Vinii Revlon : « Le voguing vient des clubs, il a été créé sur de la house » | INTERVIEW

par | 5 08 2025 | interview

Father international de l’une des houses les plus prestigieuses au monde et première « légende » du voguing en Europe, Vinii Revlon ne cesse d’accumuler les superlatifs. À l’occasion de la sortie de la série Ballroom : danser pour exister, dans laquelle il nous fait découvrir son univers, nous l’avons rencontré pour causer voguing.

Rentrons dans le vif du sujet : c’est quoi le voguing?

Le voguing est une danse née à New York dans les années 1960. Il y a trois façons de danser le voguing : il y a le premier modèle qui s’appelle le Old Way, le New Way et le Vogue Fem

Le Old Way, qui est le premier jet, c’est inspiré des revues Vogue, des arts martiaux, des top models et des poses militaires. C’est très droit et linéaire. 

Le New Way, c’est une danse basée sur la souplesse et les contorsions. Tout en dansant, il faut être hyper souple. Donc faire des grands écarts, passer ta jambe derrière ton cou, faire des clics de bras… Tout ça en dansant. 

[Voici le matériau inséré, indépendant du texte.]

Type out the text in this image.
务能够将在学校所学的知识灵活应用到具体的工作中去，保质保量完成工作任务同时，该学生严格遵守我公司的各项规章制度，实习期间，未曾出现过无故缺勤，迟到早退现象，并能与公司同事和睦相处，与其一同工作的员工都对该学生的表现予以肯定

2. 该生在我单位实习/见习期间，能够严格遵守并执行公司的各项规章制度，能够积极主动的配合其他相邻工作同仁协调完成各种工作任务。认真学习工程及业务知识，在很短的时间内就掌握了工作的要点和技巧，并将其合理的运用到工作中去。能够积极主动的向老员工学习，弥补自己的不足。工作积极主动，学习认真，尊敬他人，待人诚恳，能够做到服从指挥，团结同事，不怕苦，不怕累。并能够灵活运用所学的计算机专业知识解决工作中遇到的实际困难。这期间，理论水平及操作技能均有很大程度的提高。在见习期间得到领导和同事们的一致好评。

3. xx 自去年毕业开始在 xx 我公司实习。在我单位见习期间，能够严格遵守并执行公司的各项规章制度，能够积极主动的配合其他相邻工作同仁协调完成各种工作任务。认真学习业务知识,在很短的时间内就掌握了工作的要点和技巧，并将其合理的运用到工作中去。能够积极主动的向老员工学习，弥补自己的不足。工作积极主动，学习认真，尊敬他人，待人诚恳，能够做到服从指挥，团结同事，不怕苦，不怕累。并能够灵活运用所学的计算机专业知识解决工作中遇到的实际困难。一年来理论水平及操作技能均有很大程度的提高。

Et ensuite vient le Vogue Fem, né dans les années 1970 et créé par les Fem Queens (les femmes transgenres). C’est la version un peu accélérée du Old Way, mais avec des mouvements plus arrondis, une féminité beaucoup plus assumée. Il y a cinq éléments dans le Vogue Fem : les hands performances, (les mains) le catwalk, le duckwalk, le floor performance et le Spin and Dip. Pour pouvoir voguer, il faut maîtriser les cinq éléments. Un peu comme Avatar !

Tu peux nous décrire ces mouvements, en quelques mots?

Si tu parles anglais, tu comprends (rires) ! Hands performance, c’est à propos des mains. Tu dois être capable de raconter une histoire avec tes mains ; Catwalk, c’est la marche du chat : tu es sur les pointes des pieds et tu te pavanes en rythme, en accentuant les hanches. Une démarche très, très gracieuse ; ensuite, le duckwalk, ça se passe à genoux. Tu es en bas et tu te balances de jambe en jambe, toujours en rythme ; le floor performance ce sont des figures au sol, tu prends des poses au sol. 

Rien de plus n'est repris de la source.